Uma recente pesquisa de opinião pública da BBC na qual respondentes muçulmanos foram questionados com relação à sua lealdade para com o Reino Unido gerou manchetes conflitantes que tomavam por base a palavra "lealdade". Estatísticas são perigosas, porque ocultam tanto quanto revelam. A pesquisa não tem nuanças; nela, os muçulmanos são englobados como um bloco de pessoas que têm a obrigação moral de responder a esse tipo de pergunta.

Sim, depois do ataque ao "Charlie Hebdo", pesquisas desse tipo se tornam inevitáveis. Mas se queremos levar essa conversa a sério, precisamos de constatações mas sofisticadas, em lugar de nos limitarmos a concluir que a maioria dos muçulmanos talvez não seja tão psicopata quanto imaginávamos. Assim, desde que eles respondam do modo certo, podemos ficar seguros de que não existem fissuras ideológicas crescentes em nossas sociedades.

A suposição aqui é de que a vasta maioria –95%, de fato– de muçulmanos que se declararam leais ao Reino Unido deveria nos reconfortar por a divisão entre "nós e eles" ser menos grave do que pensávamos. Que 93% deles afirmem que os muçulmanos deveriam obedecer sempre as leis britânicas parece a melhor das notícias em termos de coesão social. Mas quando 24% dos respondentes dizem apoiar atos violentos contra quem publique imagens de Maomé, e quando quase metade deles –45%– acredita que os clérigos extremistas que pregam violência contra o Ocidente não estão "fora de contato", é preciso começar a questionar o que "lealdade" quer dizer, na realidade.

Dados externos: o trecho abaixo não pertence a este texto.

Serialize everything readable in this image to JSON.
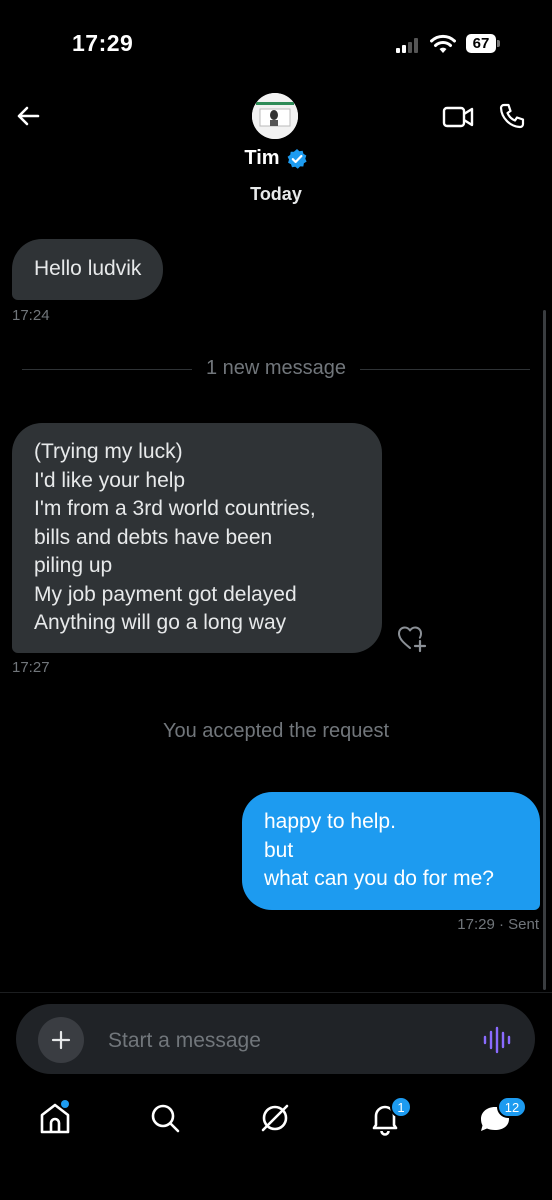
{
  "status_bar": {
    "time": "17:29",
    "battery": "67"
  },
  "header": {
    "name": "Tim",
    "date_label": "Today"
  },
  "messages": {
    "m1": {
      "text": "Hello ludvik",
      "time": "17:24"
    },
    "divider": "1 new message",
    "m2": {
      "lines": [
        "(Trying my luck)",
        "I'd like your help",
        "I'm from a 3rd world countries,",
        "bills and debts have been",
        "piling up",
        "My job payment got delayed",
        "Anything will go a long way"
      ],
      "time": "17:27"
    },
    "system": "You accepted the request",
    "m3": {
      "lines": [
        "happy to help.",
        "but",
        "what can you do for me?"
      ],
      "meta": "17:29 · Sent"
    }
  },
  "composer": {
    "placeholder": "Start a message"
  },
  "tabs": {
    "notifications_badge": "1",
    "messages_badge": "12"
  },
  "colors": {
    "accent": "#1d9bf0",
    "bubble_in": "#2f3336",
    "muted": "#71767b",
    "voice": "#8a6bff"
  }
}
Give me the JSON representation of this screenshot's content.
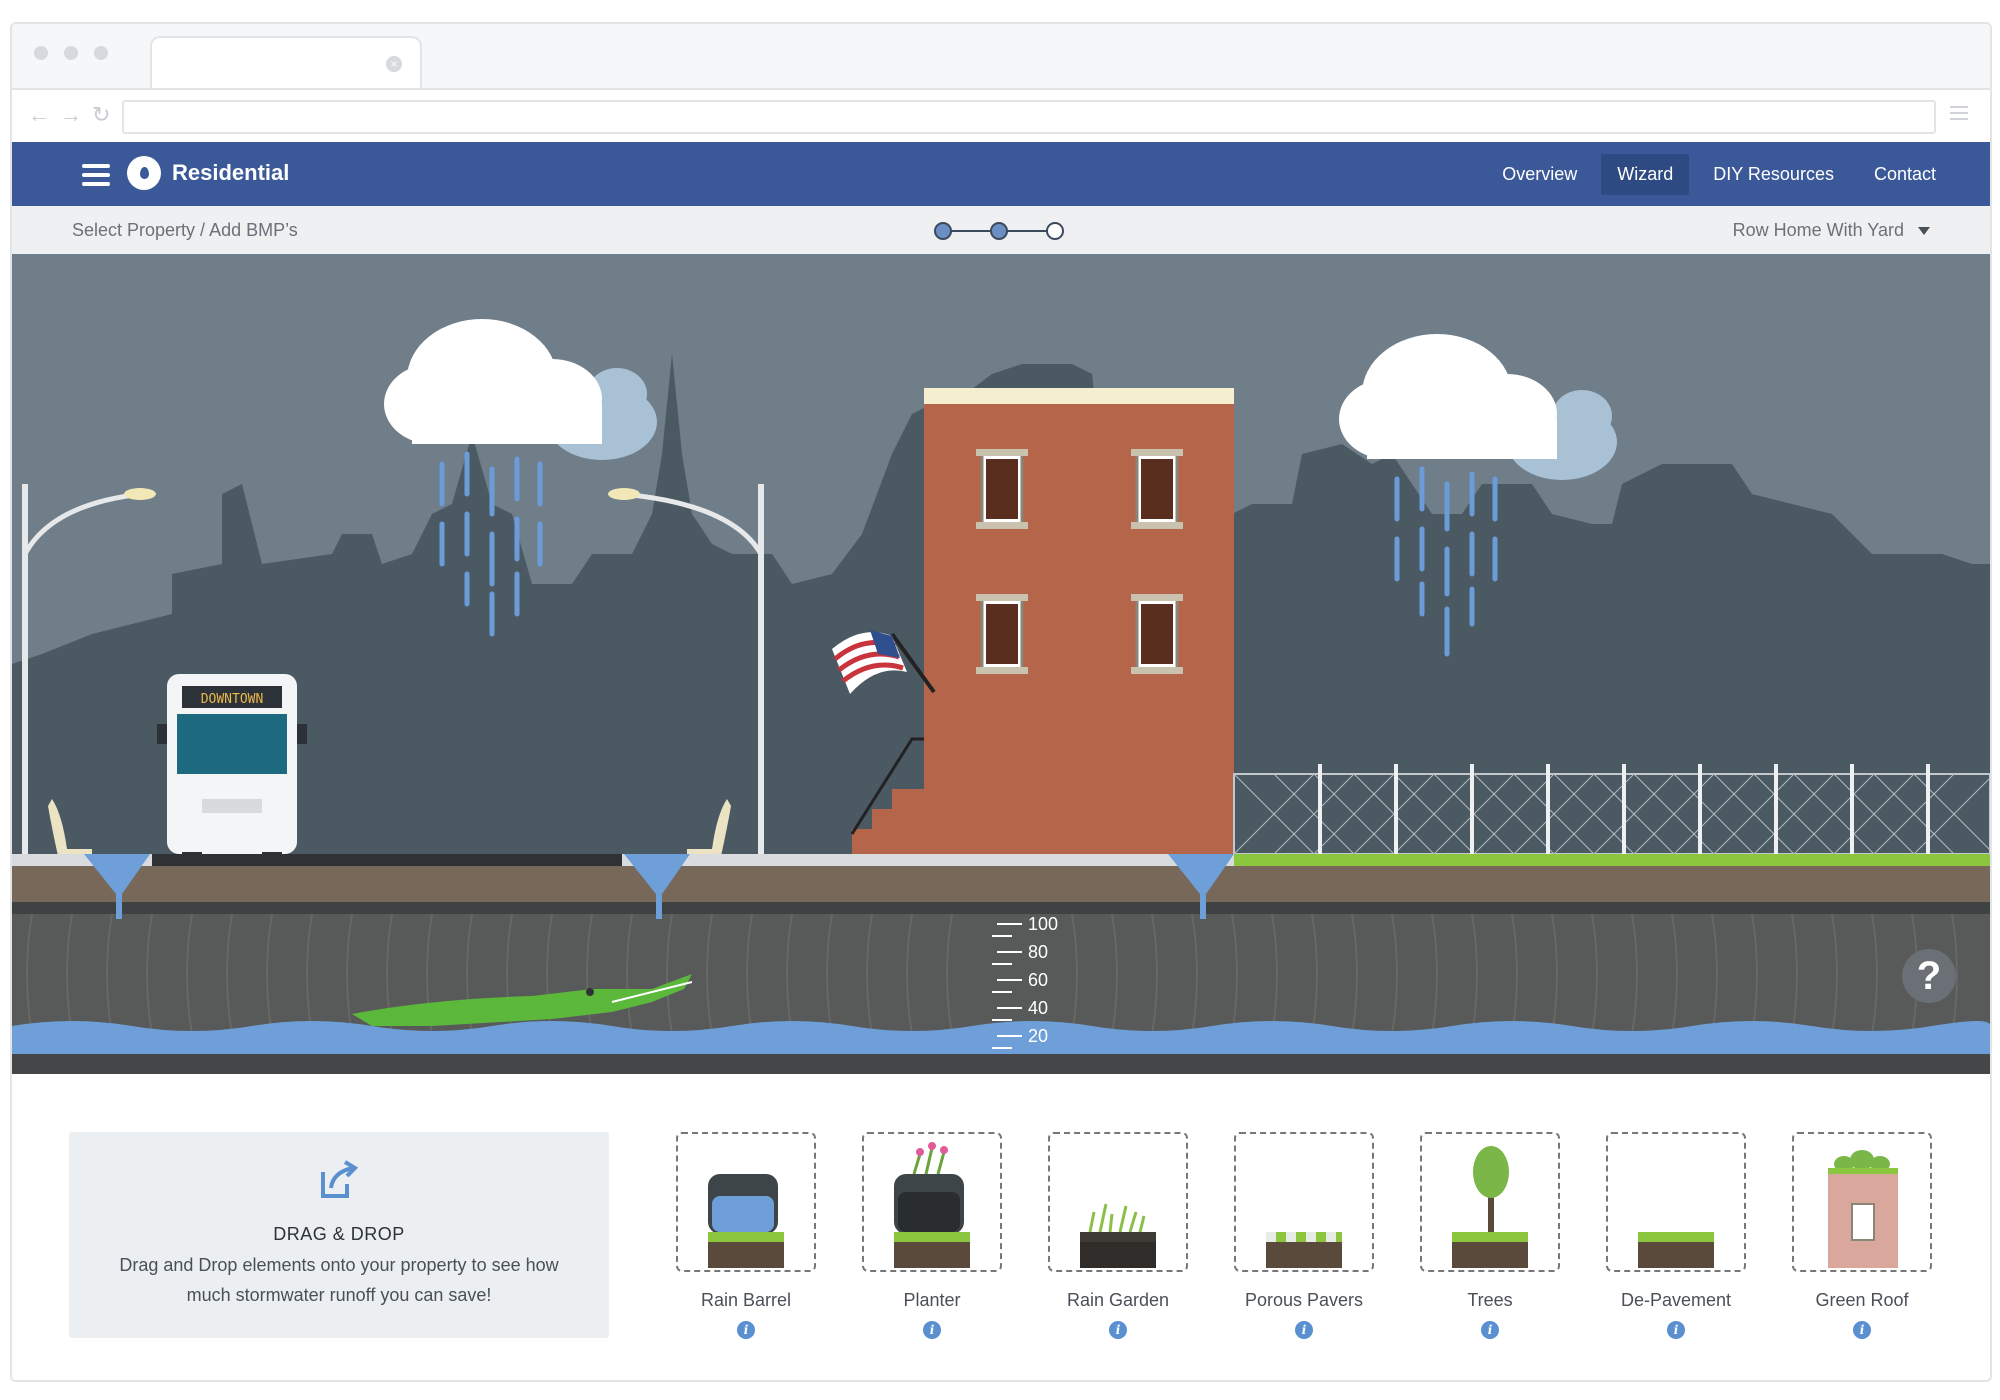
{
  "app": {
    "brand": "Residential",
    "nav": [
      "Overview",
      "Wizard",
      "DIY Resources",
      "Contact"
    ],
    "active_nav": "Wizard"
  },
  "subbar": {
    "breadcrumb": "Select Property / Add BMP’s",
    "property": "Row Home With Yard",
    "steps_total": 3,
    "steps_complete": 2
  },
  "scene": {
    "bus_sign": "DOWNTOWN",
    "gauge": [
      "100",
      "80",
      "60",
      "40",
      "20"
    ],
    "help": "?"
  },
  "dragdrop": {
    "title": "DRAG & DROP",
    "text": "Drag and Drop elements onto your property to see how much stormwater runoff you can save!"
  },
  "bmps": [
    {
      "label": "Rain Barrel",
      "icon": "rain-barrel-icon"
    },
    {
      "label": "Planter",
      "icon": "planter-icon"
    },
    {
      "label": "Rain Garden",
      "icon": "rain-garden-icon"
    },
    {
      "label": "Porous Pavers",
      "icon": "porous-pavers-icon"
    },
    {
      "label": "Trees",
      "icon": "tree-icon"
    },
    {
      "label": "De-Pavement",
      "icon": "de-pavement-icon"
    },
    {
      "label": "Green Roof",
      "icon": "green-roof-icon"
    }
  ],
  "colors": {
    "nav": "#3b5998",
    "sky": "#6e7f8a",
    "rain": "#6b9bd8",
    "brick": "#b5654a",
    "grass": "#8cc63f",
    "water": "#6e9fd8"
  }
}
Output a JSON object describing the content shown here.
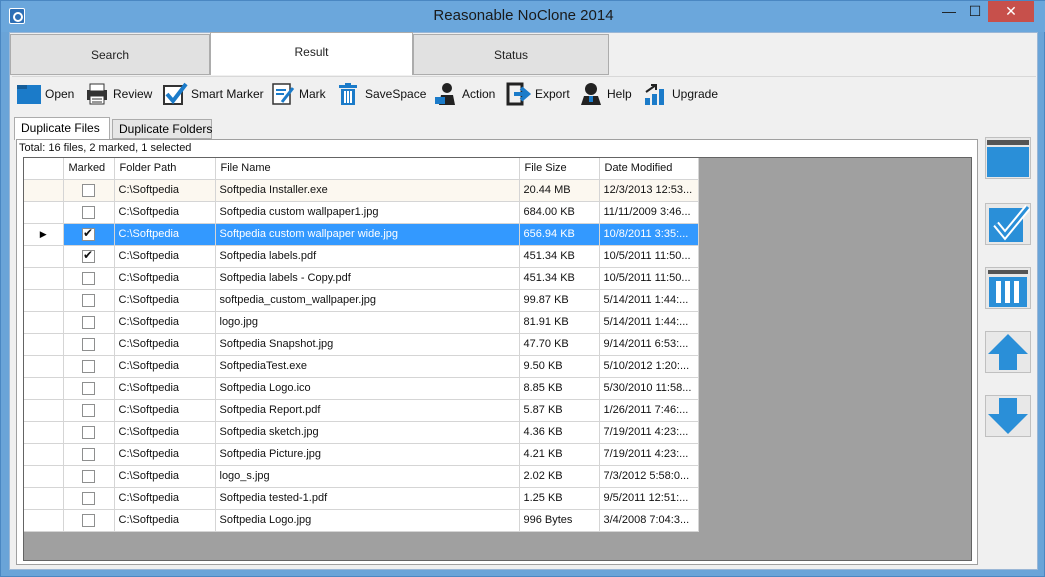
{
  "window": {
    "title": "Reasonable NoClone 2014",
    "min": "—",
    "max": "☐",
    "close": "✕"
  },
  "main_tabs": [
    {
      "label": "Search"
    },
    {
      "label": "Result"
    },
    {
      "label": "Status"
    }
  ],
  "toolbar": [
    {
      "label": "Open",
      "icon": "folder-icon"
    },
    {
      "label": "Review",
      "icon": "printer-icon"
    },
    {
      "label": "Smart Marker",
      "icon": "check-icon"
    },
    {
      "label": "Mark",
      "icon": "pen-icon"
    },
    {
      "label": "SaveSpace",
      "icon": "trash-icon"
    },
    {
      "label": "Action",
      "icon": "person-icon"
    },
    {
      "label": "Export",
      "icon": "export-icon"
    },
    {
      "label": "Help",
      "icon": "help-icon"
    },
    {
      "label": "Upgrade",
      "icon": "upgrade-icon"
    }
  ],
  "sub_tabs": [
    {
      "label": "Duplicate Files"
    },
    {
      "label": "Duplicate Folders"
    }
  ],
  "status_text": "Total: 16 files, 2 marked, 1 selected",
  "columns": [
    "Marked",
    "Folder Path",
    "File Name",
    "File Size",
    "Date Modified"
  ],
  "rows": [
    {
      "marked": false,
      "path": "C:\\Softpedia",
      "name": "Softpedia Installer.exe",
      "size": "20.44 MB",
      "date": "12/3/2013 12:53..."
    },
    {
      "marked": false,
      "path": "C:\\Softpedia",
      "name": "Softpedia custom wallpaper1.jpg",
      "size": "684.00 KB",
      "date": "11/11/2009 3:46..."
    },
    {
      "marked": true,
      "path": "C:\\Softpedia",
      "name": "Softpedia custom wallpaper wide.jpg",
      "size": "656.94 KB",
      "date": "10/8/2011 3:35:..."
    },
    {
      "marked": true,
      "path": "C:\\Softpedia",
      "name": "Softpedia labels.pdf",
      "size": "451.34 KB",
      "date": "10/5/2011 11:50..."
    },
    {
      "marked": false,
      "path": "C:\\Softpedia",
      "name": "Softpedia labels - Copy.pdf",
      "size": "451.34 KB",
      "date": "10/5/2011 11:50..."
    },
    {
      "marked": false,
      "path": "C:\\Softpedia",
      "name": "softpedia_custom_wallpaper.jpg",
      "size": "99.87 KB",
      "date": "5/14/2011 1:44:..."
    },
    {
      "marked": false,
      "path": "C:\\Softpedia",
      "name": "logo.jpg",
      "size": "81.91 KB",
      "date": "5/14/2011 1:44:..."
    },
    {
      "marked": false,
      "path": "C:\\Softpedia",
      "name": "Softpedia Snapshot.jpg",
      "size": "47.70 KB",
      "date": "9/14/2011 6:53:..."
    },
    {
      "marked": false,
      "path": "C:\\Softpedia",
      "name": "SoftpediaTest.exe",
      "size": "9.50 KB",
      "date": "5/10/2012 1:20:..."
    },
    {
      "marked": false,
      "path": "C:\\Softpedia",
      "name": "Softpedia Logo.ico",
      "size": "8.85 KB",
      "date": "5/30/2010 11:58..."
    },
    {
      "marked": false,
      "path": "C:\\Softpedia",
      "name": "Softpedia Report.pdf",
      "size": "5.87 KB",
      "date": "1/26/2011 7:46:..."
    },
    {
      "marked": false,
      "path": "C:\\Softpedia",
      "name": "Softpedia sketch.jpg",
      "size": "4.36 KB",
      "date": "7/19/2011 4:23:..."
    },
    {
      "marked": false,
      "path": "C:\\Softpedia",
      "name": "Softpedia Picture.jpg",
      "size": "4.21 KB",
      "date": "7/19/2011 4:23:..."
    },
    {
      "marked": false,
      "path": "C:\\Softpedia",
      "name": "logo_s.jpg",
      "size": "2.02 KB",
      "date": "7/3/2012 5:58:0..."
    },
    {
      "marked": false,
      "path": "C:\\Softpedia",
      "name": "Softpedia tested-1.pdf",
      "size": "1.25 KB",
      "date": "9/5/2011 12:51:..."
    },
    {
      "marked": false,
      "path": "C:\\Softpedia",
      "name": "Softpedia Logo.jpg",
      "size": "996 Bytes",
      "date": "3/4/2008 7:04:3..."
    }
  ],
  "selected_row": 2,
  "side_buttons": [
    {
      "icon": "folder-panel-icon"
    },
    {
      "icon": "check-all-icon"
    },
    {
      "icon": "trash-panel-icon"
    },
    {
      "icon": "arrow-up-icon"
    },
    {
      "icon": "arrow-down-icon"
    }
  ],
  "colors": {
    "accent": "#2a8fd8",
    "selection": "#3399ff",
    "titlebar": "#6ba7dc"
  }
}
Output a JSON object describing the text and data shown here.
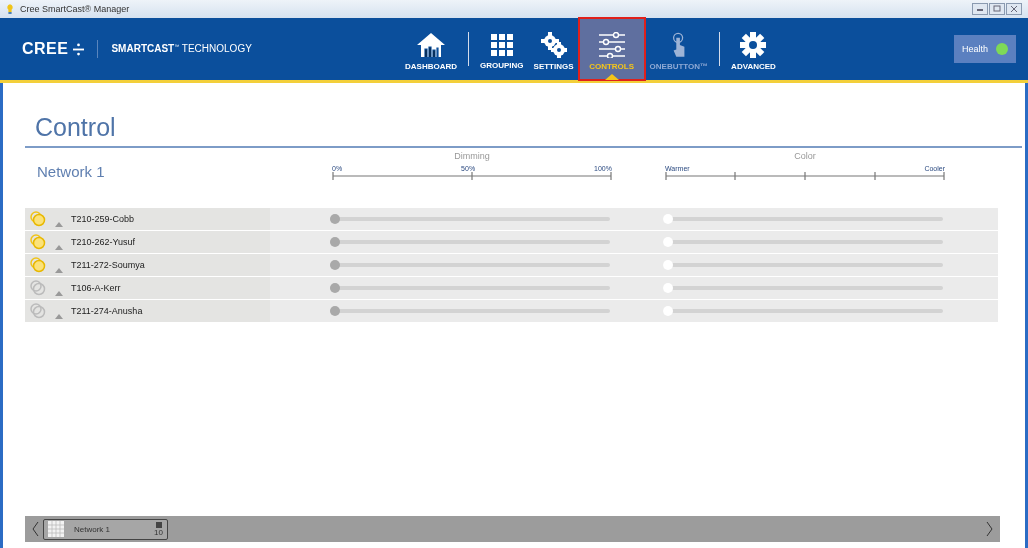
{
  "window": {
    "title": "Cree SmartCast® Manager"
  },
  "brand": {
    "logo": "CREE",
    "product": "SMARTCAST",
    "product_mark": "™",
    "tagline": "TECHNOLOGY"
  },
  "nav": [
    {
      "label": "DASHBOARD",
      "kind": "house",
      "selected": false,
      "disabled": false
    },
    {
      "label": "GROUPING",
      "kind": "grid",
      "selected": false,
      "disabled": false
    },
    {
      "label": "SETTINGS",
      "kind": "gears",
      "selected": false,
      "disabled": false
    },
    {
      "label": "CONTROLS",
      "kind": "sliders",
      "selected": true,
      "disabled": false
    },
    {
      "label": "ONEBUTTON™",
      "kind": "finger",
      "selected": false,
      "disabled": true
    },
    {
      "label": "ADVANCED",
      "kind": "gear",
      "selected": false,
      "disabled": false
    }
  ],
  "health": {
    "label": "Health",
    "color": "#7ed957"
  },
  "page_title": "Control",
  "network": {
    "name": "Network 1"
  },
  "dimming_scale": {
    "title": "Dimming",
    "labels": [
      "0%",
      "50%",
      "100%"
    ]
  },
  "color_scale": {
    "title": "Color",
    "start": "Warmer",
    "end": "Cooler"
  },
  "fixtures": [
    {
      "name": "T210-259-Cobb",
      "on": true,
      "dimming": {
        "level": 0
      },
      "color": {
        "level": 0
      }
    },
    {
      "name": "T210-262-Yusuf",
      "on": true,
      "dimming": {
        "level": 0
      },
      "color": {
        "level": 0
      }
    },
    {
      "name": "T211-272-Soumya",
      "on": true,
      "dimming": {
        "level": 0
      },
      "color": {
        "level": 0
      }
    },
    {
      "name": "T106-A-Kerr",
      "on": false,
      "dimming": {
        "level": 0
      },
      "color": {
        "level": 0
      }
    },
    {
      "name": "T211-274-Anusha",
      "on": false,
      "dimming": {
        "level": 0
      },
      "color": {
        "level": 0
      }
    }
  ],
  "bottom_tabs": [
    {
      "label": "Network 1",
      "count": "10"
    }
  ]
}
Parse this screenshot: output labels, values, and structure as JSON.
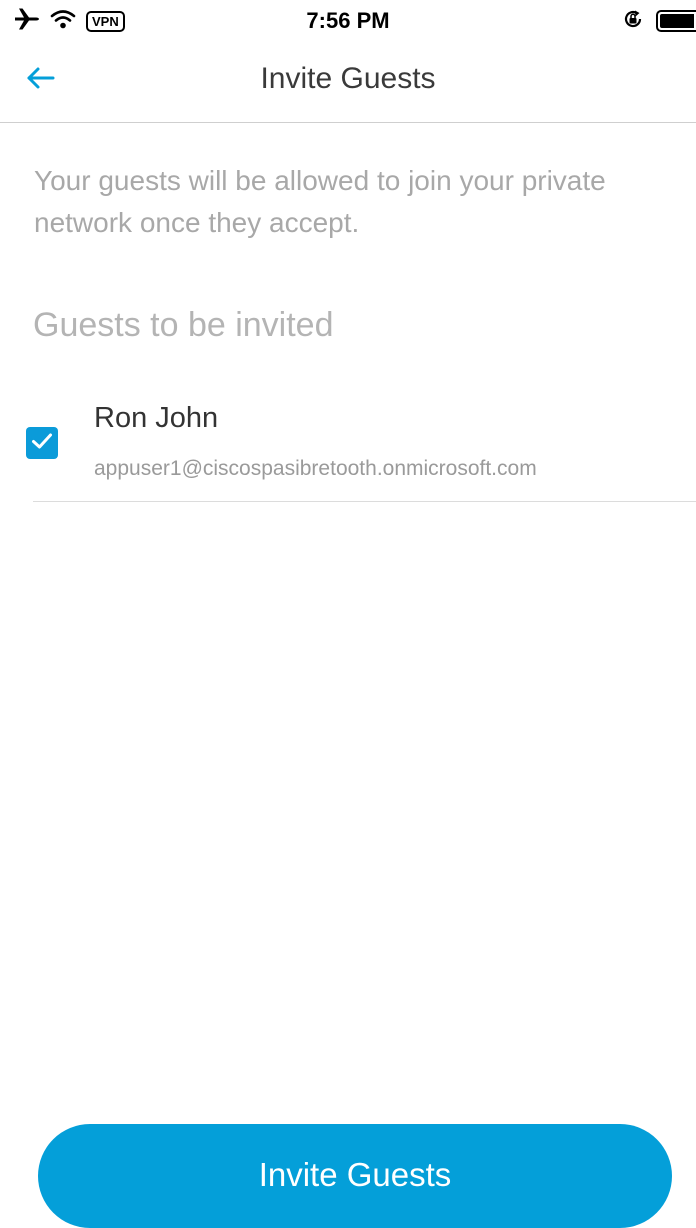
{
  "status_bar": {
    "time": "7:56 PM",
    "vpn_label": "VPN",
    "icons": [
      "airplane-icon",
      "wifi-icon",
      "vpn-badge",
      "rotation-lock-icon",
      "battery-icon"
    ]
  },
  "nav": {
    "title": "Invite Guests",
    "back_icon": "arrow-left-icon"
  },
  "description": "Your guests will be allowed to join your private network once they accept.",
  "section_header": "Guests to be invited",
  "guests": [
    {
      "name": "Ron John",
      "email": "appuser1@ciscospasibretooth.onmicrosoft.com",
      "checked": true
    }
  ],
  "invite_button_label": "Invite Guests",
  "colors": {
    "accent": "#049fd9",
    "checkbox": "#0b9bd9",
    "muted_text": "#a8a8a8"
  }
}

Só porque uma pessoa não deseja explodir uma bomba contra o país em que vive não significa que ela deva apoiar em silêncio a violência de terceiros. E embora a maioria dessas pessoas não deseje advogar abertamente qualquer forma de violência, a questão das afeições divididas continua a existir.

Dizem-me frequentemente que muitos muçulmanos têm queixas legítimas –o fato de que sejam chamados a explicar todos os males cometidos em nome do Islã quando nenhuma outra comunidade ou religião se vê forçada a fazer o mesmo. A mídia alimenta constantemente essa tendência, ao tomar o Islã por foco como ameaça aos valores britânicos.

Essa queixa pode ser legítima, mas é igualmente verdade que aos muçulmanos não resta alternativa a não ser reconhecer e encarar essa percepção cada vez mais presente. Eles precisam lidar com a polaridade religiosa e social cada vez mais grave dentro de suas comunidades. É esse fenômeno que cria um mal-estar para a identidade muçulmana na Europa. Nenhuma sociedade é perfeita, mas um senso de injustiça infundado só serve aos interesses daqueles que desejam espalhar mais ódio e mais divisão.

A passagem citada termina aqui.